The goal of normalization is to transform features to be on a similar scale. For example, consider the following two features:
- Feature X spans the range 154 to 24,917,482.
- Feature Y spans the range 5 to 22.
These two features span very different ranges.
Normalization might manipulate X and Y so that they span a similar range, perhaps 0 to 1.
Normalization provides the following benefits:
-
Helps models converge more quickly during training.
- When different features have different ranges, gradient descent can “bounce” and slow convergence.

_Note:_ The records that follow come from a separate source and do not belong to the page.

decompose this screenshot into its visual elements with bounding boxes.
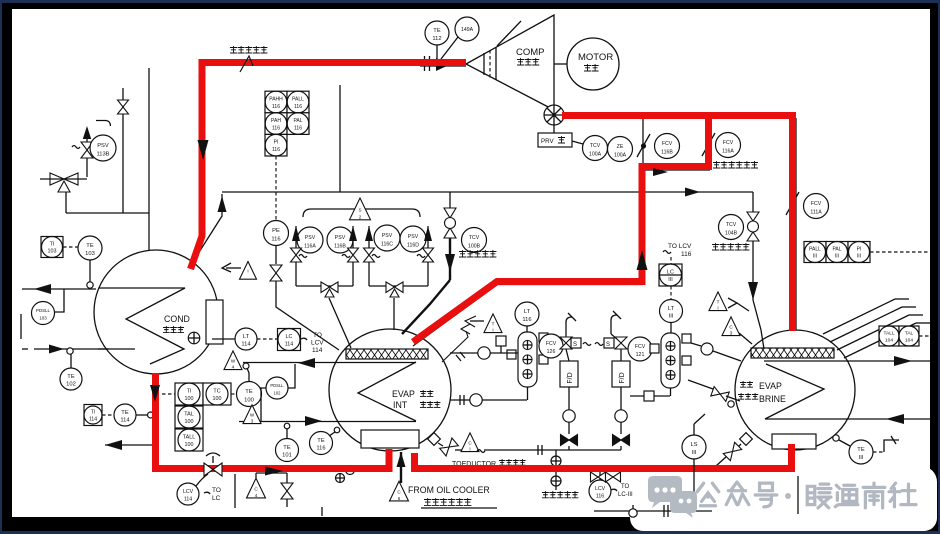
PALL116 [287,91,309,113]
svg-text:III: III [859,455,864,461]
wire tick left [20,314,22,339]
TE101 [276,439,299,462]
svg-text:100: 100 [244,397,254,403]
svg-text:BRINE: BRINE [759,394,786,404]
svg-text:114: 114 [120,417,130,423]
svg-text:III: III [835,254,839,260]
svg-text:EVAP: EVAP [392,389,415,399]
svg-text:TO: TO [212,487,221,494]
svg-text:PRV: PRV [541,138,554,145]
wire PRV link [572,141,583,144]
wire TE103 stem [89,260,91,282]
wire suction pipe top [420,65,466,67]
wire liquid out y445 [105,444,153,446]
svg-text:114: 114 [241,341,251,347]
wire header y213 [66,185,149,213]
triangle T1 brine [709,292,727,311]
svg-text:100A: 100A [589,151,602,157]
svg-text:TO: TO [313,332,322,339]
svg-text:III: III [813,254,817,260]
drain line with vents [551,450,561,490]
PRV rotary valve symbol [544,105,564,125]
TE112 [425,21,449,45]
svg-text:TE: TE [86,243,94,249]
svg-text:101: 101 [282,453,292,459]
arrow to brine [748,282,758,300]
svg-text:T: T [717,300,720,305]
fitting box y340 [496,336,506,353]
wire chilled water out y363 [243,362,416,364]
svg-text:149A: 149A [461,27,474,33]
svg-text:FROM OIL COOLER: FROM OIL COOLER [408,485,490,495]
LT116 [515,302,539,326]
valve FD1 bottom [561,435,578,446]
svg-text:TCV: TCV [590,143,601,149]
triangle C1 [461,433,479,452]
wire TCV104B branch [752,192,754,212]
LCV116 area [589,480,611,502]
bowtie valves on liquid line [591,472,606,482]
svg-text:T: T [492,322,495,327]
wire TE111 links [839,436,899,452]
wire PSV CD to evap [393,298,395,330]
PDSLL103 [32,302,55,325]
wire PE116 down [275,246,277,265]
wire stub x235 [234,474,236,508]
svg-text:TE: TE [121,410,129,416]
arrow hot gas down [445,254,455,272]
arrow interstage right [653,168,668,176]
triangle T1 evap int [484,314,502,333]
hook break 2 [611,311,621,339]
valve under PE116 [270,265,282,281]
diamond fitting evap int [428,433,443,446]
arrow water out [34,284,51,294]
triangle A1 [240,261,257,279]
bracket over PSVs [303,209,420,217]
svg-text:PE: PE [272,228,280,234]
svg-text:100: 100 [185,396,194,402]
svg-text:F/D: F/D [567,372,574,383]
watermark dot separator [785,493,791,499]
wire PSV AB to evap [329,298,351,348]
svg-text:6: 6 [398,496,401,501]
watermark gongzhonghao text [697,482,777,507]
svg-text:LCV: LCV [595,486,606,492]
FROM OIL COOLER label [408,485,490,495]
PRV box [538,125,572,147]
svg-text:113B: 113B [96,152,109,158]
svg-text:PAHH: PAHH [269,97,283,103]
svg-text:PAL: PAL [832,247,841,253]
svg-text:100: 100 [213,396,222,402]
FCV111A [804,194,829,219]
svg-text:PAH: PAH [271,118,281,124]
wire suction line vertical x149 [148,68,150,251]
svg-text:116A: 116A [304,244,316,250]
svg-text:TALL: TALL [883,331,894,337]
squiggle relief seat [72,146,80,149]
LS111 [682,435,706,459]
svg-text:W: W [250,413,255,418]
wire vessel1 bottom [527,387,529,400]
MOTOR chinese label [584,64,599,71]
filter drier 2 [612,349,630,387]
svg-text:FCV: FCV [662,141,673,147]
arrow on red interstage up [637,250,648,270]
wire dash PI116-PE116 [275,156,277,221]
svg-text:PSV: PSV [97,143,109,149]
red liquid line to BRINE [411,444,794,472]
arrow water in y421 [305,416,322,426]
PSV116C [374,225,400,251]
svg-text:S: S [358,208,361,213]
wire dash LC-LT111 [670,286,672,300]
svg-text:LC: LC [286,334,293,340]
svg-text:TE: TE [433,28,441,34]
svg-text:PSV: PSV [382,233,393,239]
arrow PSV relief up 1 [292,226,300,241]
valve X brine feed [711,387,729,402]
svg-text:MOTOR: MOTOR [578,52,613,63]
svg-text:LT: LT [243,334,250,340]
arrow on red suction down [198,140,209,160]
svg-text:TO: TO [621,484,630,490]
wire TCV100B down thick [402,238,450,334]
svg-text:100A: 100A [614,152,627,158]
triangle W3 [243,405,261,424]
brine inlet line [765,418,930,420]
valve FD2 bottom [613,435,630,446]
svg-text:LS: LS [690,442,697,448]
svg-text:TO LCV: TO LCV [668,243,692,250]
wire LT114 left [212,338,235,340]
svg-text:I: I [717,305,718,310]
motor MOTOR [554,38,619,90]
svg-text:III: III [857,254,861,260]
svg-text:PALL: PALL [292,97,304,103]
TO LCV 116 label [668,243,692,258]
relief valve 1 [291,248,302,262]
brine outlet line [764,360,930,362]
wire cooling water in y349 [22,348,109,350]
svg-text:PSV: PSV [335,235,346,241]
TCV100A [583,136,608,161]
wire PDSLL103 link [55,289,64,312]
svg-text:3: 3 [730,330,733,335]
TCV100B bubble [462,228,487,253]
svg-text:F/D: F/D [619,372,626,383]
wire vessel2 bottom link [630,388,671,401]
PAL111 [826,242,848,263]
three-way under PSV AB [321,282,338,297]
arrow header flow [685,188,700,197]
wire vent line x123 [122,88,124,213]
svg-text:102: 102 [274,390,282,395]
svg-text:PAL: PAL [293,118,302,124]
valve on vent line [118,100,129,114]
arrow vent up [83,126,91,139]
regulator valve LCV114 [204,453,222,476]
wire dash LT-LC114 [257,338,277,340]
svg-text:EVAP: EVAP [759,381,782,391]
svg-text:2: 2 [359,215,362,220]
svg-text:III: III [668,277,673,283]
PSV116D [400,226,426,252]
svg-text:I: I [469,446,470,451]
svg-text:116: 116 [272,125,280,131]
svg-text:116: 116 [316,446,325,452]
arrow header riser [218,196,227,212]
COMP chinese label [517,58,539,65]
valve slash FCV111A [786,192,799,215]
lollipop brine feed [728,401,734,407]
LC114 [278,329,301,351]
valve under C4 [281,483,293,499]
evaporator EVAP INT vessel [329,329,451,451]
hot gas bypass label 2 [712,243,749,250]
svg-text:ZE: ZE [617,144,624,150]
wire LT111 stem [670,322,672,333]
svg-text:I: I [247,269,248,274]
solenoid valve 2 [604,337,627,349]
arrow water in [49,345,64,354]
wire pipe under red interstage [413,285,643,347]
svg-text:III: III [669,314,674,320]
control valve TCV100B [444,208,456,238]
wire PSV pair manifold right [369,285,428,287]
suction accumulator vessel 1 [518,332,537,387]
wire TE102 stem [70,354,72,368]
TI100 [175,383,203,405]
control valve TCV104B [747,212,759,241]
svg-text:TE: TE [857,447,865,453]
wire 149A leader [441,37,458,59]
svg-text:PDSLL: PDSLL [270,383,284,388]
svg-text:PSV: PSV [408,234,419,240]
LT111 [660,300,683,323]
svg-text:103: 103 [85,251,95,257]
svg-text:PSV: PSV [305,235,316,241]
hook break 1 [566,313,576,322]
valve X brine drain [716,433,752,466]
wire branch x643 [643,118,710,192]
flange y400 [460,395,464,405]
wire FD1 down [568,387,570,410]
COND chinese label [163,326,184,333]
svg-text:100: 100 [185,442,194,448]
svg-text:TCV: TCV [726,222,737,228]
red interstage branch [413,119,712,342]
open arrow T1 [442,316,484,362]
wire dash TC-TE100 [162,393,237,395]
TE100 [237,382,262,407]
open arrow T1 brine [728,298,749,311]
wechat icon [648,476,697,518]
EVAP INT chinese labels [420,390,433,396]
svg-text:TE: TE [245,389,253,395]
flange eductor [538,445,542,455]
svg-text:103: 103 [48,249,57,255]
watermark nuantongnanshe text [807,483,916,508]
PAHH116 [265,91,287,113]
watermark white box right [798,466,937,531]
arrow liquid out [105,440,122,450]
svg-text:116: 116 [294,125,302,131]
svg-text:104B: 104B [725,230,738,236]
svg-text:116: 116 [272,147,280,153]
svg-text:116: 116 [596,493,604,499]
svg-text:116: 116 [522,317,531,323]
svg-text:126: 126 [547,349,556,355]
svg-text:112: 112 [432,36,441,42]
svg-text:114: 114 [285,341,294,347]
TE116 [310,432,333,455]
wire drain line bottom right [594,459,798,517]
FCV121 [628,337,652,361]
svg-text:LC-III: LC-III [618,492,633,498]
svg-text:TAL: TAL [184,412,194,418]
LCV114 [177,483,199,505]
red suction line [191,63,467,270]
wire TE112 stem [436,45,438,59]
svg-text:TE: TE [317,438,325,444]
svg-text:TI: TI [187,389,192,395]
arrow water out y363 [298,358,315,368]
PI111 [848,242,870,263]
compressor COMP cone [466,15,554,110]
red discharge line [562,112,793,331]
PE116 [264,221,289,246]
svg-text:TC: TC [213,389,220,395]
wire interstage branch x710 [709,118,711,168]
red liquid line from COND [152,373,389,472]
EVAP INT bottom box [361,430,419,448]
filter drier 1 [560,349,578,387]
TE102 [60,368,82,390]
valve slash FCV116A [702,133,715,156]
TALL100 [175,429,203,451]
FCV116B [655,134,680,159]
svg-text:111A: 111A [810,209,822,215]
svg-text:114: 114 [184,496,192,502]
arrow PSV relief up 2 [349,226,357,241]
svg-text:FCV: FCV [723,140,734,146]
svg-text:W: W [231,359,236,364]
svg-text:PI: PI [857,247,862,253]
svg-text:FCV: FCV [546,341,557,347]
open arrow to COND [222,263,241,272]
svg-text:I: I [492,327,493,332]
valve X eductor [440,438,459,456]
suction accumulator vessel 2 [661,333,680,388]
svg-text:114: 114 [89,417,97,423]
TAL104 [899,326,919,346]
PI116 [265,134,287,156]
svg-text:TAL: TAL [905,331,914,337]
wire vessel2 to brine top [691,343,701,346]
svg-text:116D: 116D [407,243,419,249]
svg-text:LCV: LCV [311,340,324,347]
evaporator EVAP BRINE vessel [735,330,855,450]
svg-text:114: 114 [312,347,323,354]
watermark white strip bottom [630,502,937,531]
arrow on red liquid right [265,467,283,476]
svg-text:116B: 116B [334,244,346,250]
svg-text:116: 116 [681,251,692,258]
svg-text:PDSLL: PDSLL [36,308,50,313]
wire vent x340 [339,85,341,192]
wire PDSLL102 links [261,364,295,421]
ZE100A [608,137,633,162]
svg-text:III: III [692,450,697,456]
svg-text:COND: COND [164,314,190,324]
svg-text:116: 116 [294,104,302,110]
wire PE116 to evap [276,281,339,350]
svg-text:116: 116 [272,104,280,110]
TO LCV 114 label [311,332,324,354]
svg-text:4: 4 [255,493,258,498]
PALL111 [804,242,826,263]
brine header risers [823,299,930,358]
svg-text:103: 103 [39,316,47,321]
svg-text:121: 121 [636,352,645,358]
svg-text:FCV: FCV [811,201,822,207]
oil return arrow [400,452,402,483]
PSV116A [297,227,323,253]
svg-text:100: 100 [185,419,194,425]
svg-text:PALL: PALL [809,247,821,253]
wire header riser from COND [196,194,222,257]
wire chilled water in y421 [239,421,416,423]
wire suction header y192 [222,191,753,193]
svg-text:104: 104 [905,337,913,343]
vessel1 fittings [507,333,548,364]
svg-text:4: 4 [232,364,235,369]
svg-text:TI: TI [50,242,55,248]
wire liquid line y353 [450,352,518,354]
drain fittings bottom left [322,466,355,517]
relief valve 4 [423,248,434,262]
svg-text:TI: TI [91,410,95,416]
check valve flag on red [240,56,253,72]
svg-text:TE: TE [283,445,291,451]
svg-text:COMP: COMP [516,47,545,58]
discharge check valve label [230,46,267,53]
COND nozzle box [206,300,223,344]
TC100 [203,383,231,405]
svg-text:PI: PI [274,140,279,146]
wire dash PI111 [870,251,930,253]
svg-text:100B: 100B [468,243,481,249]
PSV113B [90,135,116,161]
svg-text:INT: INT [393,400,408,410]
oil return arrow head [397,452,406,467]
wire PSV pair manifold left [296,285,353,287]
svg-text:S: S [573,342,577,348]
wire TCV104B to brine [753,241,764,349]
svg-text:116A: 116A [722,148,734,154]
relief valve 3 [364,248,375,262]
triangle S2 [350,198,371,220]
wire TCV100B branch [449,192,451,209]
TE103 [78,236,102,260]
check valve near compressor [425,56,451,71]
EVAP BRINE chinese labels [740,381,753,387]
svg-text:LC: LC [212,495,221,502]
arrow PSV relief up 3 [365,226,373,241]
TO LC label [204,487,221,502]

- That said, more advanced optimizers like [[Adagrad]] and [[Adam]] protect against this problem by changing the effective learning rate over time.
-
Helps models infer better predictions.
- When different features have different ranges, the resulting model might make somewhat less useful predictions.
-
Helps avoid the “[[NaN trap]]” when feature values are very high.
- NaN is an abbreviation for not a number.
- When a value in a model exceeds the floating-point precision limit, the system sets the value to NaN instead of a number.
- When one number in the model becomes a NaN, other numbers in the model also eventually become a NaN.
-
Helps the model learn appropriate weights for each feature.
- Without feature scaling, the model pays too much attention to features with wide ranges and not enough attention to features with narrow ranges.
-
[[Linear scaling]]
-
Z-score scaling
-
Log scaling
Linear scaling
- When the feature is uniformly distributed across a fixed range.
Z-score scaling
- When the feature distribution does not contain extreme outliers.
Log scaling
- When the feature conforms to the power law
Clipping
- When the feature contains extreme outliers.